Capítulo
2
Etimologia
Por causa da crença, banharam o bebê
apenas três dias após seu nascimento. Até lá, o sangue encarquilhou-se em sua
pele e lhe deu um ar de filho do demônio. O lavatório foi um rio de águas rápidas,
um dos braços de Aomame. Aomame (na língua synkar: ao, serpente, mame,
leito), nas terras amargas, foi uma enorme serpente mitológica que gerou seus
filhos, homens de pele parda e dentes serrilhados, regurgitando vida e desabando
morta na selva de Chattur’gah. Do sangue de seu corpo a apodrecer vazou a água
pantanosa que criou o rio Aomame, a passagem fluvial que agora limpava o sangue
coagulado do filho da lua rubra.
Por mais de sete noites, apenas pela
alcunha de filho da lua rubra o bebê havia sido chamado. Mo’bagh, o líder das
regiões inférteis e suposto pai do mau presságio, resolveu procurar o
anacoreta. Embrenhou-se nas terras mais altas e verdes a procura daquele que
diziam saber sussurrar como os espíritos. Seu povo deu-lhe o nome de Asafamana,
mas as tribos de homens que os bárbaros de dentes serrilhados cortavam a cabeça
chamavam-no de Asafe, como se fossem mais íntimos e pudessem falar apenas
metade de sua identidade.
Asafe
escolhera um nome para o filho da lua rubra. Dizia Mo’bagh que vira o anacoreta
admirar-se com a presença de seu filho e, embasbacado, mal pôde lhe prever um
título, coisa que o fazia mesmo sem precisar ver a criança, se esta não fosse
progênie da lua rubra. O guia dos espíritos chamou-o de Asaulochte e isto
significava, em synkar, asaul, sombra
ou mortalha (a vestimenta que cobre o corpo de um cadáver antes de ser
sepultado), loch, que antecedia
qualquer adjetivo sinônimo de último ou derradeiro e o sufixo kithe, que significa “aquele que gera”.

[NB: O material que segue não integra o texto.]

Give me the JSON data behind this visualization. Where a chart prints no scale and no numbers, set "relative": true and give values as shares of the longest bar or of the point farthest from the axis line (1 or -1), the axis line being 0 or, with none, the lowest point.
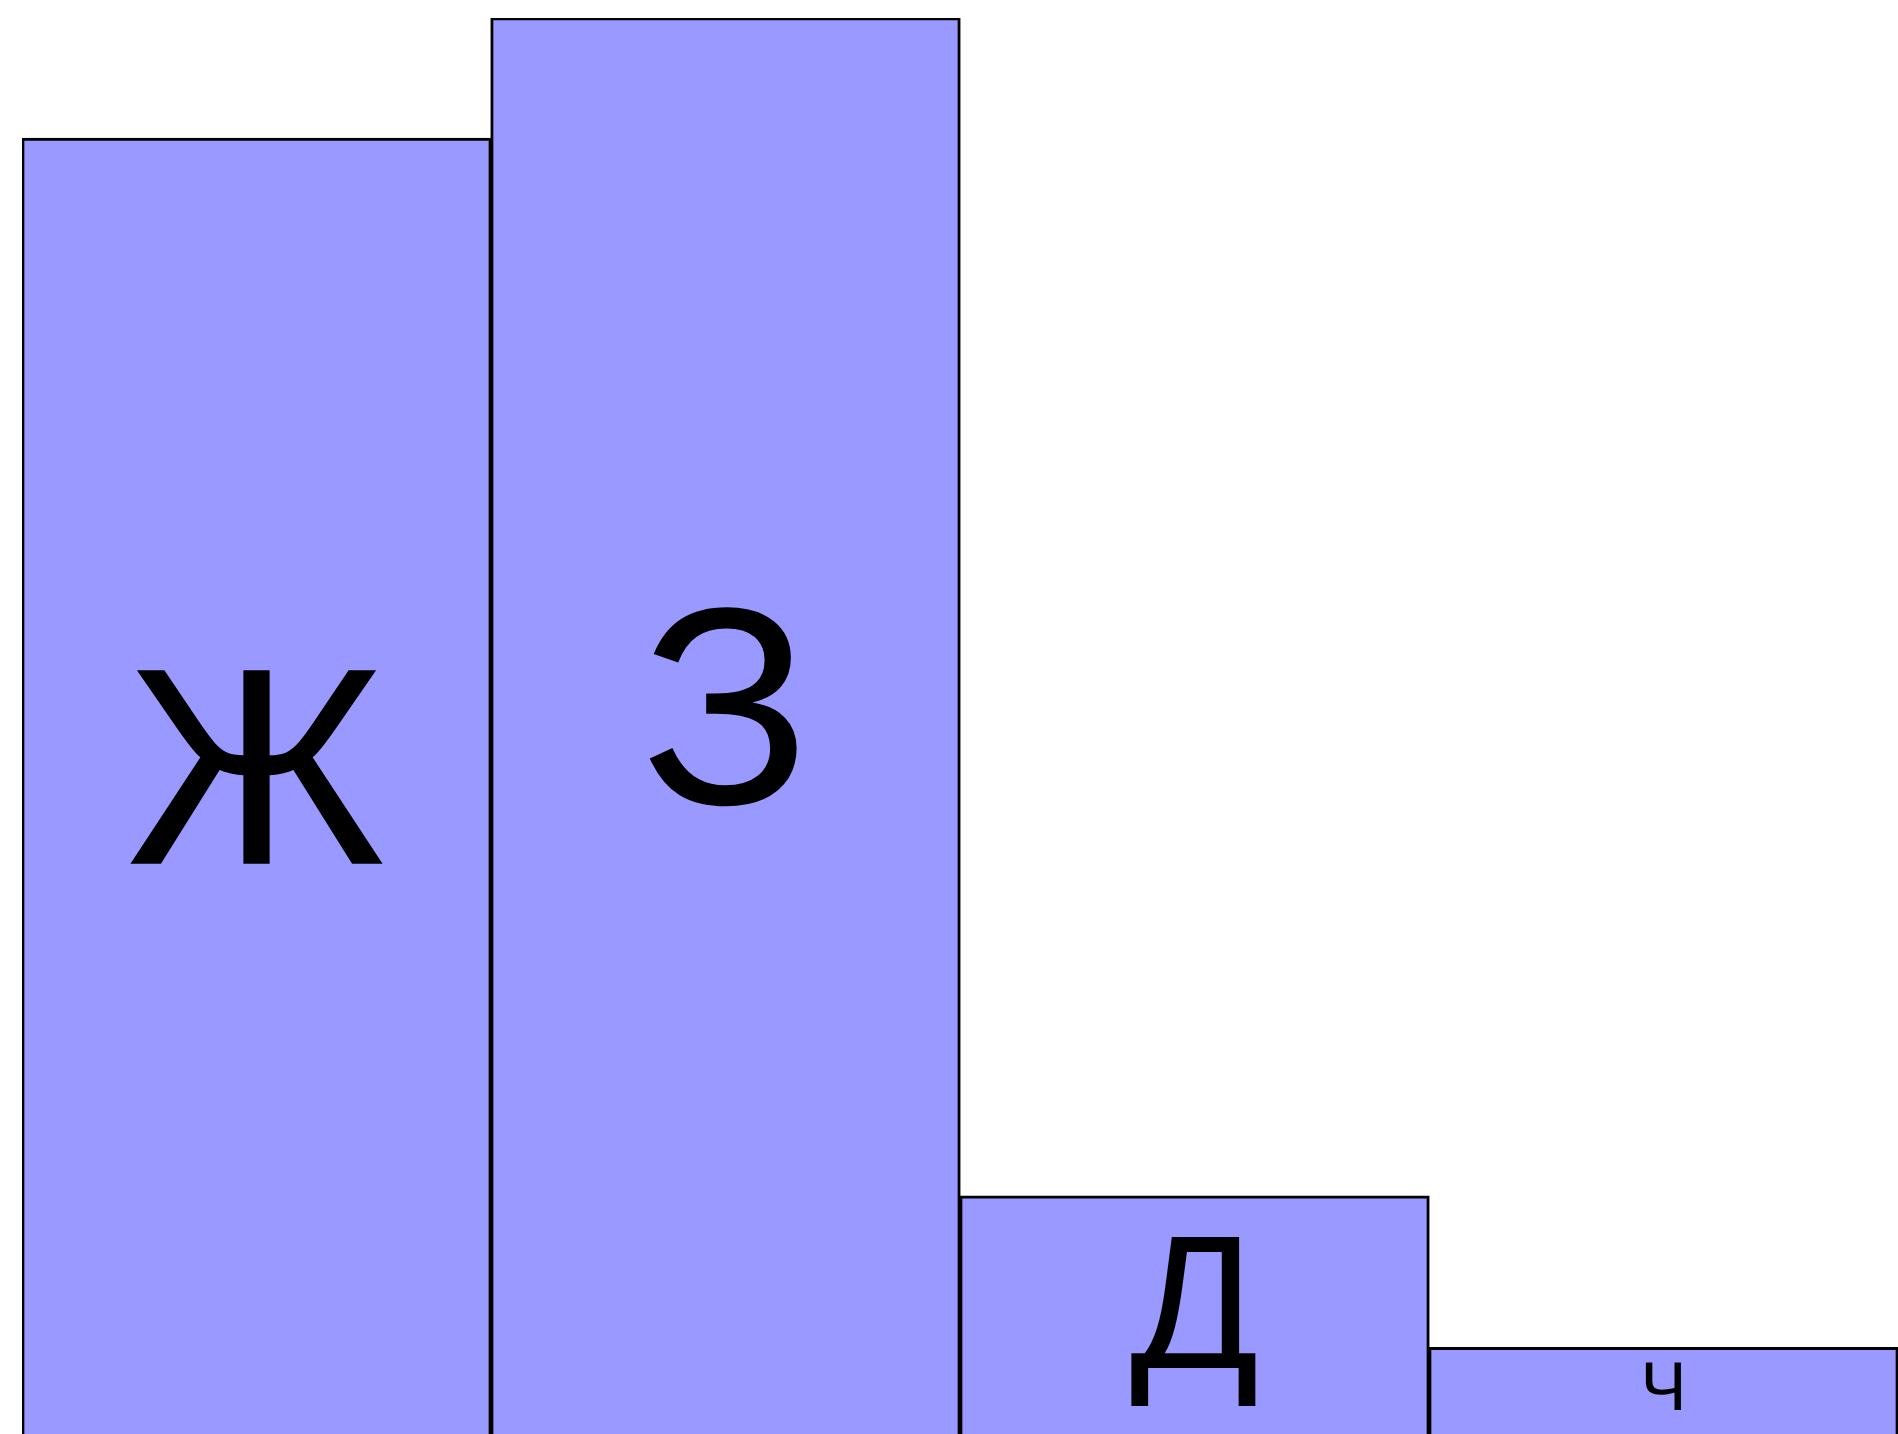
{
  "chart_data": {
    "type": "bar",
    "relative": true,
    "categories": [
      "Ж",
      "З",
      "Д",
      "Ч"
    ],
    "values": [
      0.915,
      1,
      0.168,
      0.061
    ],
    "color": "#9999ff",
    "legend": false
  }
}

Aquele que gera a derradeira sombra da morte foi um título mais do que agradável para os
ouvidos de Mo’bagh,
Por corrupção de língua e o desvio
entrecortado da langue dos bárbaros das terras amargas, o nome se estreitou com
os anos. Parte do sufixo chte passara
a não ser pronunciado e o prefixo a-
foi abandonado, pois os bárbaros de Ankhashadalûr valorizaram o som sibilante do
fonema s-. Passaram a sibilar, então,
o nome Saulot, o filho da lua rubra.